Friday at Createasphere started off with a keynote from Butch Lazorchak of the Library of Congress. For a budding archivist like me this was a real treat. He spent the beginning of the session differentiating between DAM’s and LAM’s (Library, Archives, Museums). He explained how each had its own data concerns. However different their concerns may be, there is a need to preserve their assets for the long term; it’s just that proper win/win incentives need to be found. The Library of Congress has five incentives for DAM’s to preserve their assets:
1. Self Interest Paradox – Being selfish can help others accidentally (DAM’s can help LAM’s by creating tools to preserve data and increase metadata accuracy)
2. Happy Data, Happy Users – Let your users control their data
3. Open Infrastructures – Open standards, tools, and formats lower costs and expand the possibilities for data
4. National Collaboration Engine – a DAM Software collaboration of NDSA; light-weight membership where groups can work together (www.digitalpreservation.gov/ndsa)
5. Karmic Wheel – Example: civil war daguerreotypes which were donated and later digitalized became a hit, one of which was used in National Geographic magazine.
Lazorchak also said that obsolescence isn’t happening as much now because vendors are now aware of it.
The “I Want My DAM” session was the next. It was presented by David Ginsberg and Christy King, who highlighted the reasons why DAM professional need to show their work. You need to account for the money that you save; and not just big saving, little ones as well. Those little savings can really add up over time. For example, in the past you had to print out and mail a copy of a image whereas you can now simply scan and and email the image. The price of postage can add-up quick. The presenters suggested that you introduce your DAM in phases. If, for example, you don’t receive all the money that you wanted for the project you can scale the project back and roll out a DAM in phases to spread out the cost. You could contact your vendor to discuss options with scaling back the project or adding in a extra phase. The presenters did say that vendors tend to low-ball their prices, so to keep that in mind.
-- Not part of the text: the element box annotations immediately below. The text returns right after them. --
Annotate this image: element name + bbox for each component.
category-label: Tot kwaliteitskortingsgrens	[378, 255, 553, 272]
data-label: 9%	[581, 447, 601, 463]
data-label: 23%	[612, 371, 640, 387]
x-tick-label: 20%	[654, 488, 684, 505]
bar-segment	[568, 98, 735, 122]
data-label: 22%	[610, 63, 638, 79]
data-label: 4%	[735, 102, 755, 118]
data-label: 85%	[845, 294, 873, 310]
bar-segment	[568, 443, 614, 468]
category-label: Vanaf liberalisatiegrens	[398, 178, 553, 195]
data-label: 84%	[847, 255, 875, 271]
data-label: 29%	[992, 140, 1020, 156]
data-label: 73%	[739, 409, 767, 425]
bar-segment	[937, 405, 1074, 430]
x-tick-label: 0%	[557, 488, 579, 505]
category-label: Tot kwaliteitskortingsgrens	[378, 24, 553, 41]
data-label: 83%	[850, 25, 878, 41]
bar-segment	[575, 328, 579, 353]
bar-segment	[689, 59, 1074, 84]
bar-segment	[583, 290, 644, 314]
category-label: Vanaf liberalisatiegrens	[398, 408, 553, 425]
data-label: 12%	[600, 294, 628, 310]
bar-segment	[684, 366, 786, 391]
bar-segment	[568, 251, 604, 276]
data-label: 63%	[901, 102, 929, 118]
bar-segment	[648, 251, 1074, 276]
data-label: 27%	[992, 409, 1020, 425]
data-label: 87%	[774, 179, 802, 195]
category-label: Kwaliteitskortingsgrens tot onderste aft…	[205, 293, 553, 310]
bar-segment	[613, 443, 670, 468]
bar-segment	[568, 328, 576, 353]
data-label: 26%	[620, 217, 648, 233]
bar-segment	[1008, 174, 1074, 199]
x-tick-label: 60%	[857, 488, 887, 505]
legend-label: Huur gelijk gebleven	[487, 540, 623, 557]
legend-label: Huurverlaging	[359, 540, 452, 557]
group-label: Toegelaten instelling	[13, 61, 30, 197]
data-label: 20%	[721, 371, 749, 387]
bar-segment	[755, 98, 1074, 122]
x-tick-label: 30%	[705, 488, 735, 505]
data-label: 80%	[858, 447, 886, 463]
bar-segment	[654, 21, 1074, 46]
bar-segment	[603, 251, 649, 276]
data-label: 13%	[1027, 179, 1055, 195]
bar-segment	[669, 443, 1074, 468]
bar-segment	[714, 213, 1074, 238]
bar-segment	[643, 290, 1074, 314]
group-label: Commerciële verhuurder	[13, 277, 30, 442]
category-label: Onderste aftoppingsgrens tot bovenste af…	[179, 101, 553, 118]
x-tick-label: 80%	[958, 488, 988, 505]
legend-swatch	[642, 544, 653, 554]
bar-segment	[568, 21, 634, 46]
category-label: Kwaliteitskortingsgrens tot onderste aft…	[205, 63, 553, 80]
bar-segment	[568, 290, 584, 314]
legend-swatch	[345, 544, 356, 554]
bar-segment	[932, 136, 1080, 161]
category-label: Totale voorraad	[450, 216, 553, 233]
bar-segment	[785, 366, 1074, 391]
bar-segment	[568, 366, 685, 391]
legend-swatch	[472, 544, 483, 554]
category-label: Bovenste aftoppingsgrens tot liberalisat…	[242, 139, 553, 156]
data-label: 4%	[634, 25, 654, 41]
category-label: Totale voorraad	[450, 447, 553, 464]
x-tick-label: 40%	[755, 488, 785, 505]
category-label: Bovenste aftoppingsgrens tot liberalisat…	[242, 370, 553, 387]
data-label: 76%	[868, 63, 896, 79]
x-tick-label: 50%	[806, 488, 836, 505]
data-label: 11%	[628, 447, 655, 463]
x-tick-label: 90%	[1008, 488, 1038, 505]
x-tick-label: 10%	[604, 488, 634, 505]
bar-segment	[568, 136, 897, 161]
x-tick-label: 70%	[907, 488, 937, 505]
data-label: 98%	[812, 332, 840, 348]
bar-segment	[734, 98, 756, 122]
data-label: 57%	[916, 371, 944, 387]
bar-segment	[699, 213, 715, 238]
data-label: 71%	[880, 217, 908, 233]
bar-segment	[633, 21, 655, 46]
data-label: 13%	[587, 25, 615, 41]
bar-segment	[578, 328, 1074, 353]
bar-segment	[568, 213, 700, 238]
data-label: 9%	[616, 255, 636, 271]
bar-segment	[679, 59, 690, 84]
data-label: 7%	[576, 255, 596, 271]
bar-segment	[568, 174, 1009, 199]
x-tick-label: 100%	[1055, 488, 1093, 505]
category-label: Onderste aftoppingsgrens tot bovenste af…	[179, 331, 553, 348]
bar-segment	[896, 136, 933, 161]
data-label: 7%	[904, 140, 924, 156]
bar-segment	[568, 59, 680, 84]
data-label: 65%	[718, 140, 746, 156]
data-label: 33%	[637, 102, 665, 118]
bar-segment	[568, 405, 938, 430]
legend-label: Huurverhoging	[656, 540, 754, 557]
However, money might not be the only limitation, time could be as well (another reason why phased-projects is the way to go). You also have to be careful not to isolate your data when you break your project into phases. They also stressed the importance of getting people on your side and keeping a paper trail or a diary from people with their thoughts on wanting a DAM system. When you have friends who want a DAM as much as you do, they would be the ones most willing to try your soft launch. This is similar to beta testing and it would be better to work out your bugs on these “friendlies”. They stressed the importance of communicating with people, being up-front in what you are able to produce is always better in the long run.